Most importantly, ensure the brief is complete and self-consistent. Attempting to reconcile inconsistent information and reworking draft patent applications in view of new information are both very inefficient.

Step 4 – Be realistic about the countries of interest

Right from the start, be realistic about the countries that you are likely to pursue patent protection in. Keep in mind that if you start on the road to patent protection in a number of countries and then can’t afford to finish the process, you will have no effective rights. The money spent will have been entirely wasted. On the other hand, by being more selective at the start, the same money might have secured effective patent protection in a smaller number of countries.

There are various strategies for pursuing patent protection. The choice of strategy will depend on the countries of interest, amongst other things. One common and costly mistake is to file an international patent application and then proceed in only a few countries.

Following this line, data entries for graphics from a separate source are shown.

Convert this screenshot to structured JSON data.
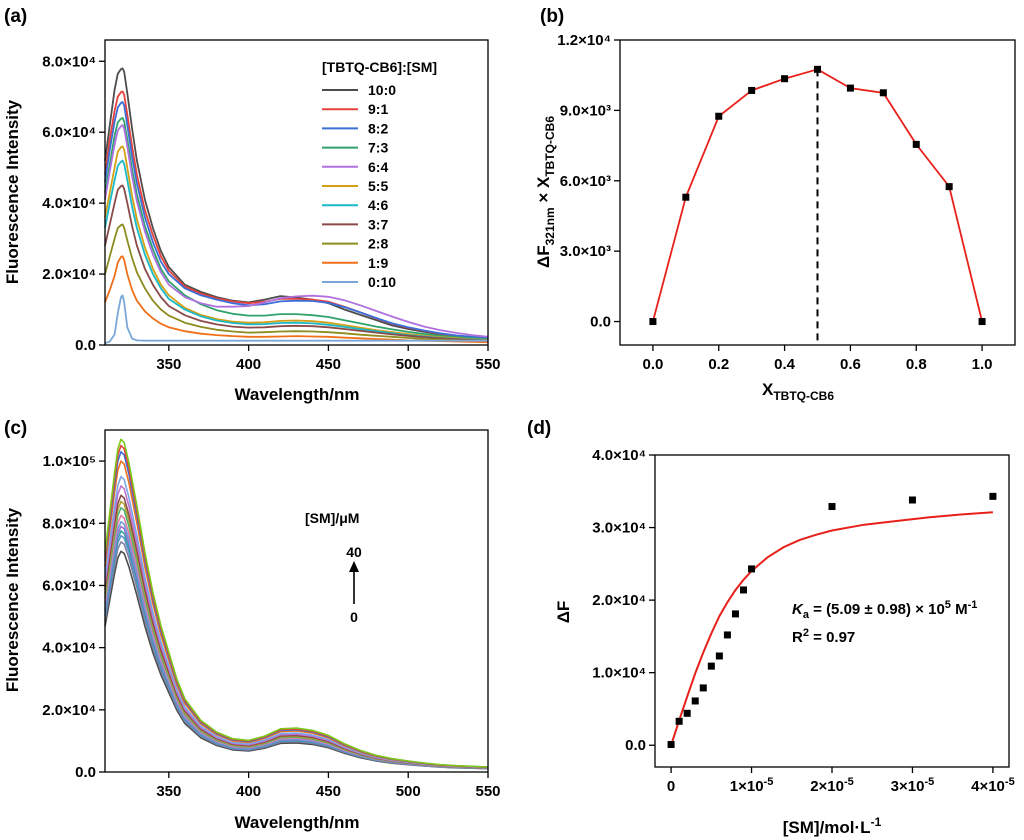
{
  "chart_data": [
    {
      "id": "a",
      "panel_label": "(a)",
      "type": "line",
      "xlabel": "Wavelength/nm",
      "ylabel": "Fluorescence Intensity",
      "xlim": [
        310,
        550
      ],
      "ylim": [
        0,
        86000
      ],
      "xticks": [
        350,
        400,
        450,
        500,
        550
      ],
      "yticks": [
        {
          "value": 0,
          "label": "0.0"
        },
        {
          "value": 20000,
          "label": "2.0×10⁴"
        },
        {
          "value": 40000,
          "label": "4.0×10⁴"
        },
        {
          "value": 60000,
          "label": "6.0×10⁴"
        },
        {
          "value": 80000,
          "label": "8.0×10⁴"
        }
      ],
      "legend_title": "[TBTQ-CB6]:[SM]",
      "legend_position": "top-right",
      "x": [
        310,
        313,
        316,
        318,
        320,
        321,
        322,
        324,
        327,
        330,
        335,
        340,
        345,
        350,
        360,
        370,
        380,
        390,
        400,
        410,
        420,
        430,
        440,
        450,
        460,
        470,
        480,
        490,
        500,
        510,
        520,
        530,
        540,
        550
      ],
      "series": [
        {
          "name": "10:0",
          "color": "#4d4d4d",
          "values": [
            52000,
            62000,
            72000,
            76500,
            77800,
            78000,
            77000,
            71000,
            61000,
            52000,
            41000,
            33000,
            26500,
            22000,
            17000,
            15000,
            13500,
            12500,
            12000,
            12800,
            13800,
            13400,
            12800,
            11800,
            10000,
            8500,
            7000,
            5500,
            4500,
            3700,
            3000,
            2500,
            2100,
            1800
          ]
        },
        {
          "name": "9:1",
          "color": "#e8403a",
          "values": [
            48000,
            58000,
            66000,
            70000,
            71300,
            71500,
            70500,
            65000,
            56000,
            48000,
            38000,
            31000,
            25000,
            21000,
            16500,
            14500,
            13200,
            12300,
            11800,
            12200,
            13000,
            13000,
            12800,
            12200,
            10800,
            9200,
            7500,
            6000,
            4900,
            4000,
            3200,
            2600,
            2200,
            1900
          ]
        },
        {
          "name": "8:2",
          "color": "#3a6fd8",
          "values": [
            46000,
            55000,
            63000,
            67000,
            68300,
            68500,
            67500,
            62000,
            53000,
            45500,
            36000,
            29000,
            23500,
            20000,
            16000,
            14000,
            12800,
            11800,
            11200,
            11500,
            12300,
            12500,
            12400,
            11900,
            10700,
            9200,
            7600,
            6100,
            5000,
            4100,
            3300,
            2700,
            2300,
            2000
          ]
        },
        {
          "name": "7:3",
          "color": "#2fa36b",
          "values": [
            43000,
            51000,
            59000,
            62800,
            63800,
            64000,
            63000,
            58000,
            49500,
            42500,
            33500,
            27000,
            21500,
            18000,
            14000,
            11500,
            9800,
            8800,
            8300,
            8300,
            8700,
            8700,
            8400,
            7900,
            7000,
            6100,
            5200,
            4400,
            3700,
            3100,
            2600,
            2200,
            1900,
            1600
          ]
        },
        {
          "name": "6:4",
          "color": "#b070e0",
          "values": [
            41000,
            49000,
            56500,
            60500,
            61700,
            62000,
            61000,
            56000,
            47500,
            40500,
            32000,
            25500,
            20500,
            17000,
            13500,
            11800,
            10800,
            10800,
            11000,
            12000,
            13200,
            13700,
            13900,
            13600,
            12600,
            11200,
            9600,
            8000,
            6500,
            5200,
            4200,
            3400,
            2800,
            2300
          ]
        },
        {
          "name": "5:5",
          "color": "#d4a017",
          "values": [
            36000,
            43000,
            50000,
            54500,
            55800,
            56000,
            55000,
            50000,
            42000,
            35500,
            27500,
            21500,
            17000,
            14000,
            10500,
            8500,
            7300,
            6600,
            6300,
            6400,
            6800,
            6900,
            6700,
            6300,
            5600,
            4900,
            4200,
            3600,
            3100,
            2600,
            2200,
            1900,
            1600,
            1400
          ]
        },
        {
          "name": "4:6",
          "color": "#1ab8c8",
          "values": [
            33000,
            40000,
            46500,
            50500,
            51700,
            52000,
            51000,
            46500,
            39000,
            33000,
            25500,
            20000,
            16000,
            13000,
            10000,
            8100,
            6900,
            6200,
            5800,
            5900,
            6200,
            6300,
            6100,
            5700,
            5100,
            4500,
            3900,
            3300,
            2800,
            2400,
            2000,
            1700,
            1500,
            1300
          ]
        },
        {
          "name": "3:7",
          "color": "#8a4a4a",
          "values": [
            28000,
            34000,
            40000,
            43800,
            44800,
            45000,
            44000,
            40000,
            33500,
            28000,
            21500,
            17000,
            13500,
            11000,
            8400,
            6800,
            5800,
            5200,
            4900,
            5000,
            5300,
            5400,
            5300,
            5000,
            4500,
            4000,
            3500,
            3000,
            2600,
            2200,
            1900,
            1600,
            1400,
            1200
          ]
        },
        {
          "name": "2:8",
          "color": "#8c8c1f",
          "values": [
            20000,
            25000,
            30000,
            33000,
            33800,
            34000,
            33000,
            29500,
            24500,
            20500,
            16000,
            12500,
            10000,
            8300,
            6300,
            5100,
            4300,
            3800,
            3500,
            3600,
            3800,
            3900,
            3800,
            3600,
            3300,
            2900,
            2600,
            2300,
            2000,
            1700,
            1500,
            1300,
            1100,
            1000
          ]
        },
        {
          "name": "1:9",
          "color": "#f0701a",
          "values": [
            12000,
            15500,
            19500,
            23300,
            24800,
            25000,
            24000,
            20000,
            15500,
            12500,
            9500,
            7500,
            6000,
            5000,
            3900,
            3200,
            2800,
            2500,
            2300,
            2300,
            2400,
            2500,
            2400,
            2300,
            2100,
            1900,
            1700,
            1500,
            1300,
            1200,
            1100,
            1000,
            900,
            800
          ]
        },
        {
          "name": "0:10",
          "color": "#7aa7d8",
          "values": [
            500,
            1000,
            3000,
            9000,
            13500,
            14000,
            12000,
            5000,
            1800,
            1300,
            1200,
            1200,
            1200,
            1200,
            1200,
            1200,
            1200,
            1200,
            1200,
            1200,
            1200,
            1200,
            1200,
            1200,
            1200,
            1200,
            1200,
            1200,
            1200,
            1200,
            1200,
            1200,
            1200,
            1200
          ]
        }
      ]
    },
    {
      "id": "b",
      "panel_label": "(b)",
      "type": "line",
      "xlabel_main": "X",
      "xlabel_sub": "TBTQ-CB6",
      "ylabel_main": "ΔF",
      "ylabel_sub1": "321nm",
      "ylabel_mid": " × X",
      "ylabel_sub2": "TBTQ-CB6",
      "xlim": [
        -0.1,
        1.1
      ],
      "ylim": [
        -1000,
        12000
      ],
      "xticks": [
        {
          "value": 0,
          "label": "0.0"
        },
        {
          "value": 0.2,
          "label": "0.2"
        },
        {
          "value": 0.4,
          "label": "0.4"
        },
        {
          "value": 0.6,
          "label": "0.6"
        },
        {
          "value": 0.8,
          "label": "0.8"
        },
        {
          "value": 1.0,
          "label": "1.0"
        }
      ],
      "yticks": [
        {
          "value": 0,
          "label": "0.0"
        },
        {
          "value": 3000,
          "label": "3.0×10³"
        },
        {
          "value": 6000,
          "label": "6.0×10³"
        },
        {
          "value": 9000,
          "label": "9.0×10³"
        },
        {
          "value": 12000,
          "label": "1.2×10⁴"
        }
      ],
      "x": [
        0,
        0.1,
        0.2,
        0.3,
        0.4,
        0.5,
        0.6,
        0.7,
        0.8,
        0.9,
        1.0
      ],
      "y": [
        0,
        5300,
        8750,
        9850,
        10350,
        10750,
        9950,
        9750,
        7550,
        5750,
        0
      ],
      "line_color": "#e8201a",
      "vline_x": 0.5
    },
    {
      "id": "c",
      "panel_label": "(c)",
      "type": "line",
      "xlabel": "Wavelength/nm",
      "ylabel": "Fluorescence Intensity",
      "xlim": [
        310,
        550
      ],
      "ylim": [
        0,
        110000
      ],
      "xticks": [
        350,
        400,
        450,
        500,
        550
      ],
      "yticks": [
        {
          "value": 0,
          "label": "0.0"
        },
        {
          "value": 20000,
          "label": "2.0×10⁴"
        },
        {
          "value": 40000,
          "label": "4.0×10⁴"
        },
        {
          "value": 60000,
          "label": "6.0×10⁴"
        },
        {
          "value": 80000,
          "label": "8.0×10⁴"
        },
        {
          "value": 100000,
          "label": "1.0×10⁵"
        }
      ],
      "annotation_title": "[SM]/μM",
      "arrow_top": "40",
      "arrow_bottom": "0",
      "x": [
        310,
        313,
        316,
        318,
        320,
        322,
        325,
        330,
        335,
        340,
        345,
        350,
        355,
        360,
        370,
        380,
        390,
        400,
        410,
        420,
        430,
        440,
        450,
        460,
        470,
        480,
        490,
        500,
        510,
        520,
        530,
        540,
        550
      ],
      "shape": [
        0.66,
        0.78,
        0.9,
        0.97,
        1.0,
        0.99,
        0.93,
        0.8,
        0.66,
        0.54,
        0.44,
        0.36,
        0.28,
        0.22,
        0.155,
        0.12,
        0.1,
        0.095,
        0.108,
        0.13,
        0.132,
        0.125,
        0.11,
        0.085,
        0.065,
        0.05,
        0.04,
        0.033,
        0.027,
        0.022,
        0.019,
        0.017,
        0.015
      ],
      "series": [
        {
          "color": "#4d4d4d",
          "peak": 71000
        },
        {
          "color": "#7f7f9f",
          "peak": 74000
        },
        {
          "color": "#5a8fd0",
          "peak": 76000
        },
        {
          "color": "#2fa3a0",
          "peak": 77500
        },
        {
          "color": "#9a6fd0",
          "peak": 79000
        },
        {
          "color": "#6aa0e0",
          "peak": 80500
        },
        {
          "color": "#e07aa0",
          "peak": 82500
        },
        {
          "color": "#4fb070",
          "peak": 85000
        },
        {
          "color": "#b0a030",
          "peak": 87000
        },
        {
          "color": "#8a4a4a",
          "peak": 89000
        },
        {
          "color": "#c070d0",
          "peak": 92000
        },
        {
          "color": "#7aa7e8",
          "peak": 95000
        },
        {
          "color": "#f0701a",
          "peak": 100000
        },
        {
          "color": "#3a6fd8",
          "peak": 103000
        },
        {
          "color": "#e8403a",
          "peak": 105000
        },
        {
          "color": "#7ac81a",
          "peak": 107000
        }
      ]
    },
    {
      "id": "d",
      "panel_label": "(d)",
      "type": "scatter",
      "xlabel_main": "[SM]/mol·L",
      "xlabel_sup": "-1",
      "ylabel": "ΔF",
      "xlim": [
        -2e-06,
        4.2e-05
      ],
      "ylim": [
        -3000,
        40000
      ],
      "xticks": [
        {
          "value": 0,
          "label": "0",
          "sup": ""
        },
        {
          "value": 1e-05,
          "label": "1×10",
          "sup": "-5"
        },
        {
          "value": 2e-05,
          "label": "2×10",
          "sup": "-5"
        },
        {
          "value": 3e-05,
          "label": "3×10",
          "sup": "-5"
        },
        {
          "value": 4e-05,
          "label": "4×10",
          "sup": "-5"
        }
      ],
      "yticks": [
        {
          "value": 0,
          "label": "0.0"
        },
        {
          "value": 10000,
          "label": "1.0×10⁴"
        },
        {
          "value": 20000,
          "label": "2.0×10⁴"
        },
        {
          "value": 30000,
          "label": "3.0×10⁴"
        },
        {
          "value": 40000,
          "label": "4.0×10⁴"
        }
      ],
      "x": [
        0,
        1e-06,
        2e-06,
        3e-06,
        4e-06,
        5e-06,
        6e-06,
        7e-06,
        8e-06,
        9e-06,
        1e-05,
        2e-05,
        3e-05,
        4e-05
      ],
      "y": [
        100,
        3300,
        4400,
        6100,
        7900,
        10900,
        12300,
        15200,
        18100,
        21400,
        24300,
        32900,
        33800,
        34300
      ],
      "fit_color": "#e8201a",
      "fit_x": [
        0,
        1e-06,
        2e-06,
        3e-06,
        4e-06,
        5e-06,
        6e-06,
        7e-06,
        8e-06,
        9e-06,
        1e-05,
        1.2e-05,
        1.4e-05,
        1.6e-05,
        1.8e-05,
        2e-05,
        2.4e-05,
        2.8e-05,
        3.2e-05,
        3.6e-05,
        4e-05
      ],
      "fit_y": [
        0,
        3400,
        6700,
        9900,
        12800,
        15400,
        17800,
        19700,
        21400,
        22800,
        24000,
        25900,
        27300,
        28300,
        29000,
        29600,
        30400,
        30900,
        31400,
        31800,
        32100
      ],
      "ka_italic": "K",
      "ka_sub": "a",
      "ka_text": " = (5.09 ± 0.98) × 10",
      "ka_sup1": "5",
      "ka_unit": " M",
      "ka_sup2": "-1",
      "r2_main": "R",
      "r2_sup": "2",
      "r2_text": " = 0.97"
    }
  ]
}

Filing an international patent application is a good option only if there is a reasonable prospect of proceeding in a large number of countries. It defers selecting the countries of interest and incurring the per-country costs by 18 to 31 months (depending on your patent strategy and the countries of interest). It seems many overestimate their prospects of having funds available by the end of the 18 to 31 months to proceed in a large number of countries

Step 5 – Actively manage your patent portfolio

Over time, your commercial interest may well move out of alignment with your patent strategy and some of your patent applications may no longer be warranted. For example, an application might relate to a technology and/or a national market that is no longer of interest to you.

By keeping a close eye on your patent applications and promptly abandoning any that are no longer of interest, wasted attorney fees can be avoided. 

In the years following an initial patent application, there are various ongoing attorney costs (e.g. costs related to processing examination reports and attending to renewal fees). Immediately informing your attorney when a patent application is no longer of interest tells your attorney to stop work and to incur no further charges on that application.

Step 6 – Provide complete and timely instructions

Despite the sensitivity of many to attorney fees, it is not uncommon for attorneys to have to send multiple reminders to clients. When numerous reminders are required, the attorney time adds up and you might expect a larger bill.

Late instructions also lead to additional costs. The patent application process involves numerous deadlines, such as deadlines to respond to examination reports. Even though most of these deadlines are known months in advance, it is not uncommon for attorneys to receive their clients’ instructions at the very last minute. Last minute rushes are highly inefficient – an attorney who is working late into the night due to last minute instructions will not be at their best and will likely be without the assistants available to them during the day.

Just like the brief of step 3, crisp, clear and complete instructions during the patenting process will also minimise costs. A good patent attorney will make clear the information that they require from their clients. Nonetheless, it is not uncommon for attorneys to receive partial responses to their questions, leading to long and costly exchanges whilst the attorney tries to “extract” the information needed. If you are not sure what your attorney is asking for, say so, or pick up the phone – but don’t just ignore the question!

Step 7 – Trust your attorney (or find a new one)

From time to time, your attorney may provide advice that you don’t agree with, e.g. “we are not confident of securing effective patent protection for this invention because…”.  It is always appropriate to discuss any concerns that you have with your attorney, but don’t let this turn into a long-winded debate. 

Debating with your attorney is a pointless exercise. It won’t change whether your invention is patentable. If, after discussing your concerns with your attorney, you still believe they have got it wrong, it is probably time for a second opinion or a new attorney – there is no point continuing to pay for advice you don’t value.